*A Nation in Pain*

The author is Judy Foreman and the subtitle of this excellent book is Healing our Biggest Health Problem.  Here is one excerpt:

In those not-so-old days when Jeffrey was born, as a preemie, many doctors mistakenly believed that babies’ nervous systems were too immature to process pain and that, therefore, babies didn’t feel pain at all.  Or, doctors rationalized, if babies did somehow feel pain, it was no big deal because they probably wouldn’t remember it.  Besides, since nobody knew for sure how dangerous anesthesia drugs might be in tiny babies, doctors figured that if surgery was necessary to save a child’s life, they’d better operate anyway — and comfort themselves with the hope that the child wouldn’t feel pain.  As one scientific paper from those days intoned, “Pediatric patients seldom need medication for relief of pain.  They tolerate discomfort well,”

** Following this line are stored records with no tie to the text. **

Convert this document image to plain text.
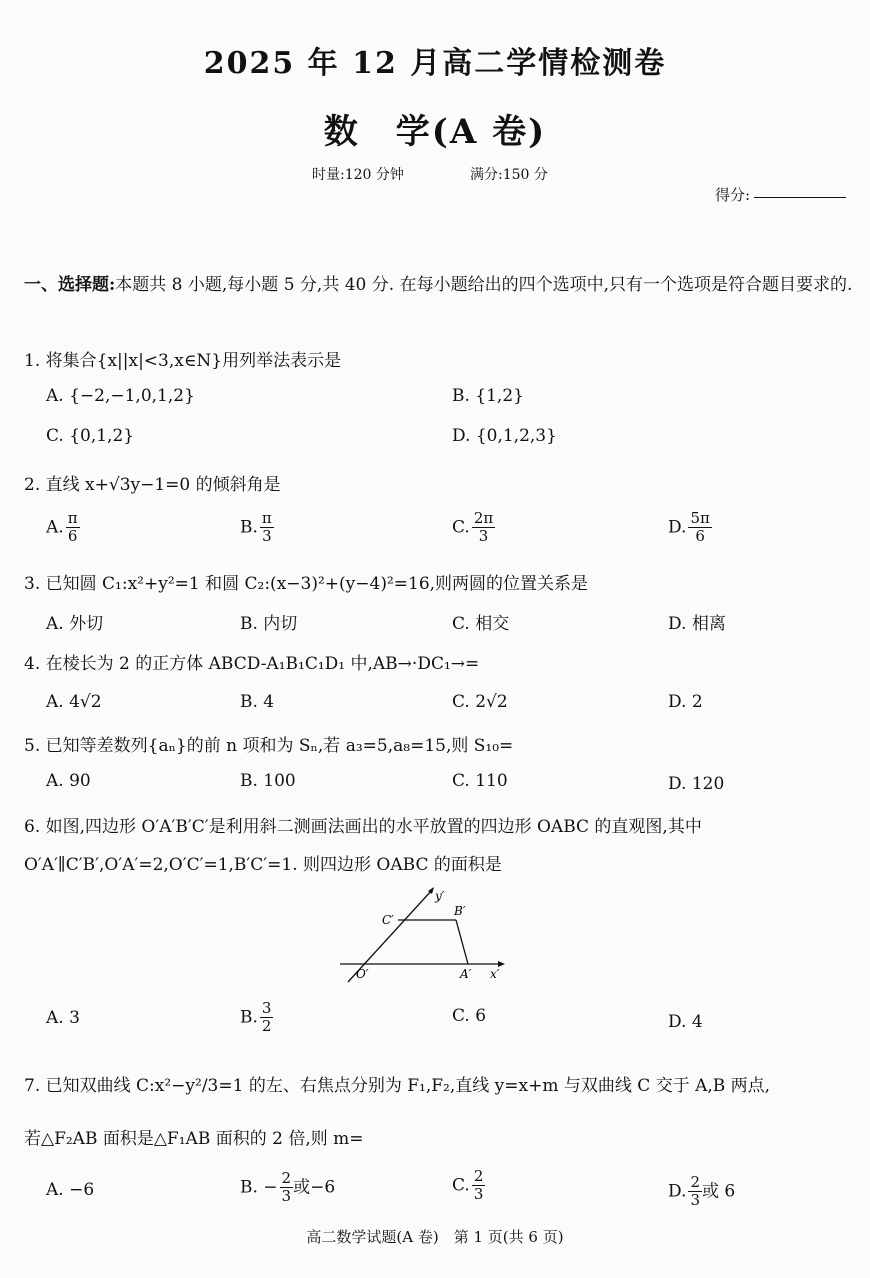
2025 年 12 月高二学情检测卷
数　学(A 卷)
时量:120 分钟	满分:150 分
得分:
一、选择题:本题共 8 小题,每小题 5 分,共 40 分. 在每小题给出的四个选项中,只有一个选项是符合题目要求的.
1. 将集合{x||x|<3,x∈N}用列举法表示是
A. {−2,−1,0,1,2}	B. {1,2}
C. {0,1,2}	D. {0,1,2,3}
2. 直线 x+√3y−1=0 的倾斜角是
A. $\frac{\pi}{6}$	B. $\frac{\pi}{3}$	C. $\frac{2\pi}{3}$	D. $\frac{5\pi}{6}$
3. 已知圆 C₁:x²+y²=1 和圆 C₂:(x−3)²+(y−4)²=16,则两圆的位置关系是
A. 外切	B. 内切	C. 相交	D. 相离
4. 在棱长为 2 的正方体 ABCD-A₁B₁C₁D₁ 中,AB→·DC₁→=
A. 4√2	B. 4	C. 2√2	D. 2
5. 已知等差数列{aₙ}的前 n 项和为 Sₙ,若 a₃=5,a₈=15,则 S₁₀=
A. 90	B. 100	C. 110	D. 120
6. 如图,四边形 O′A′B′C′是利用斜二测画法画出的水平放置的四边形 OABC 的直观图,其中
O′A′∥C′B′,O′A′=2,O′C′=1,B′C′=1. 则四边形 OABC 的面积是
y′
x′
O′	A′
B′
C′
A. 3	B. $\frac{3}{2}$	C. 6	D. 4
7. 已知双曲线 C:x²−y²/3=1 的左、右焦点分别为 F₁,F₂,直线 y=x+m 与双曲线 C 交于 A,B 两点,
若△F₂AB 面积是△F₁AB 面积的 2 倍,则 m=
A. −6	B. − $\frac{2}{3}$ 或−6	C. $\frac{2}{3}$	D. $\frac{2}{3}$ 或 6
高二数学试题(A 卷)　第 1 页(共 6 页)
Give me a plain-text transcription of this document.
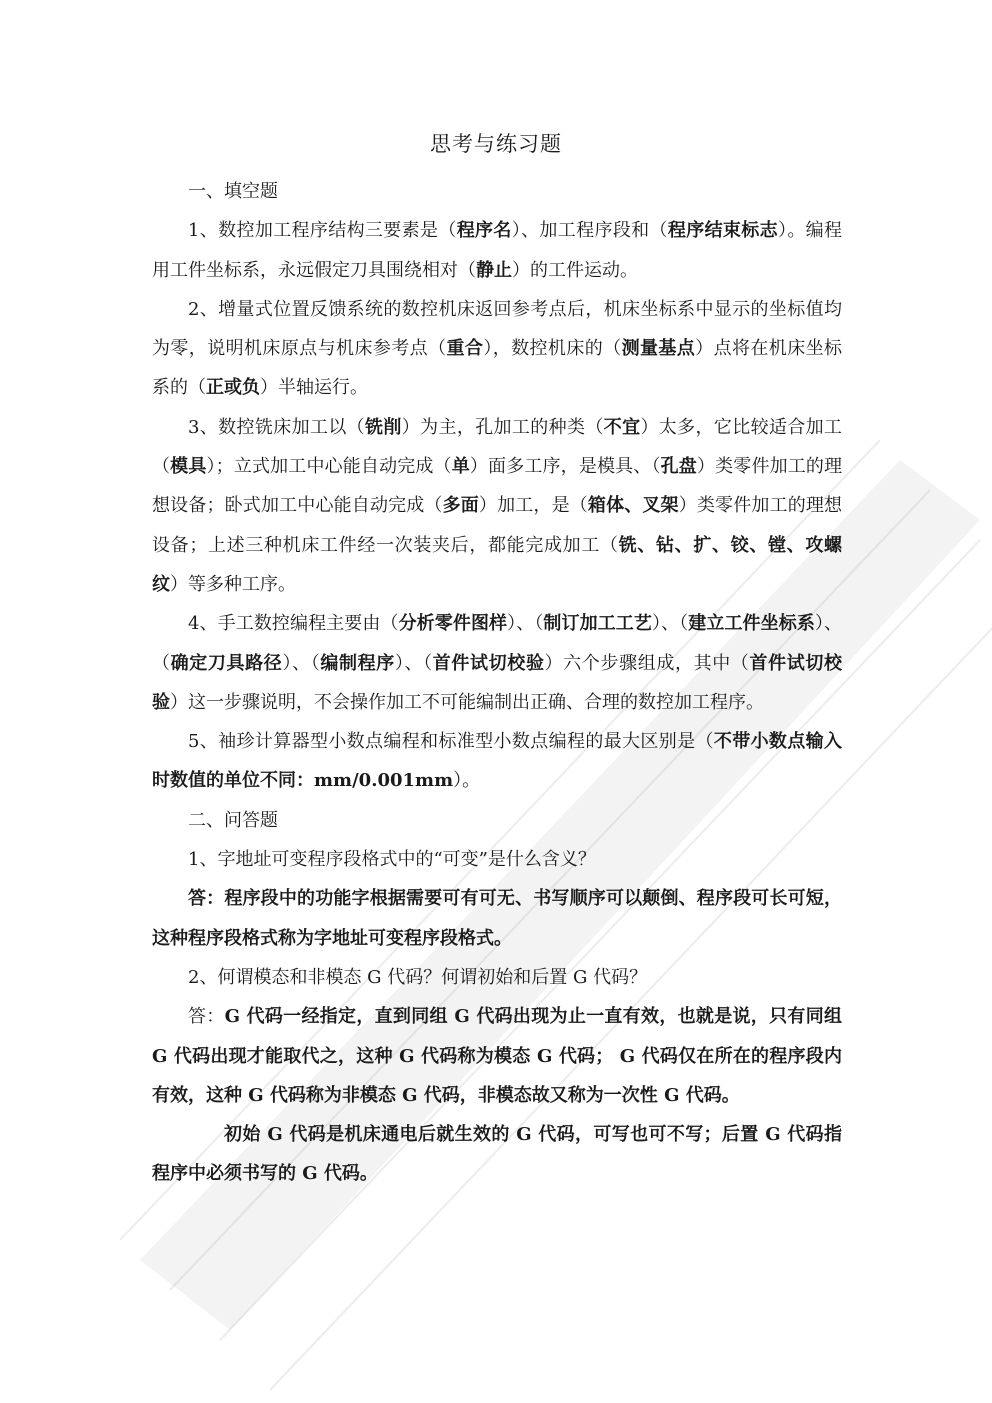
思考与练习题

一、填空题

1、数控加工程序结构三要素是（程序名）、加工程序段和（程序结束标志）。编程用工件坐标系，永远假定刀具围绕相对（静止）的工件运动。

2、增量式位置反馈系统的数控机床返回参考点后，机床坐标系中显示的坐标值均为零，说明机床原点与机床参考点（重合），数控机床的（测量基点）点将在机床坐标系的（正或负）半轴运行。

3、数控铣床加工以（铣削）为主，孔加工的种类（不宜）太多，它比较适合加工（模具）；立式加工中心能自动完成（单）面多工序，是模具、（孔盘）类零件加工的理想设备；卧式加工中心能自动完成（多面）加工，是（箱体、叉架）类零件加工的理想设备；上述三种机床工件经一次装夹后，都能完成加工（铣、钻、扩、铰、镗、攻螺纹）等多种工序。

4、手工数控编程主要由（分析零件图样）、（制订加工工艺）、（建立工件坐标系）、（确定刀具路径）、（编制程序）、（首件试切校验）六个步骤组成，其中（首件试切校验）这一步骤说明，不会操作加工不可能编制出正确、合理的数控加工程序。

5、袖珍计算器型小数点编程和标准型小数点编程的最大区别是（不带小数点输入时数值的单位不同：mm/0.001mm）。

二、问答题

1、字地址可变程序段格式中的“可变”是什么含义？

答：程序段中的功能字根据需要可有可无、书写顺序可以颠倒、程序段可长可短，这种程序段格式称为字地址可变程序段格式。

2、何谓模态和非模态 G 代码？何谓初始和后置 G 代码？

答：G 代码一经指定，直到同组 G 代码出现为止一直有效，也就是说，只有同组 G 代码出现才能取代之，这种 G 代码称为模态 G 代码； G 代码仅在所在的程序段内有效，这种 G 代码称为非模态 G 代码，非模态故又称为一次性 G 代码。

初始 G 代码是机床通电后就生效的 G 代码，可写也可不写；后置 G 代码指程序中必须书写的 G 代码。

That’s preposterous, obviously.  But doctors had to have these self-protective beliefs for their own emotional survival, says Neil Schechter, a pediatric pain physician at Children’s Hospital in Boston. “Doctors were not sure how to do anesthesia in babies.  In response, they had to believe  that the babies couldn’t feel pain.  They were too scared of the anesthetics.”

Here is part of the Amazon summary:

Out of 238 million American adults, 100 million live in chronic pain. And yet the press has paid more attention to the abuses of pain medications than the astoundingly widespread condition they are intended to treat. Ethically, the failure to manage pain better is tantamount to torture. When chronic pain is inadequately treated, it undermines the body and mind. Indeed, the risk of suicide for people in chronic pain is twice that of other people. Far more than just a symptom, writes author Judy Foreman, chronic pain can be a disease in its own right — the biggest health problem facing America today.

This book will make my best of the year list.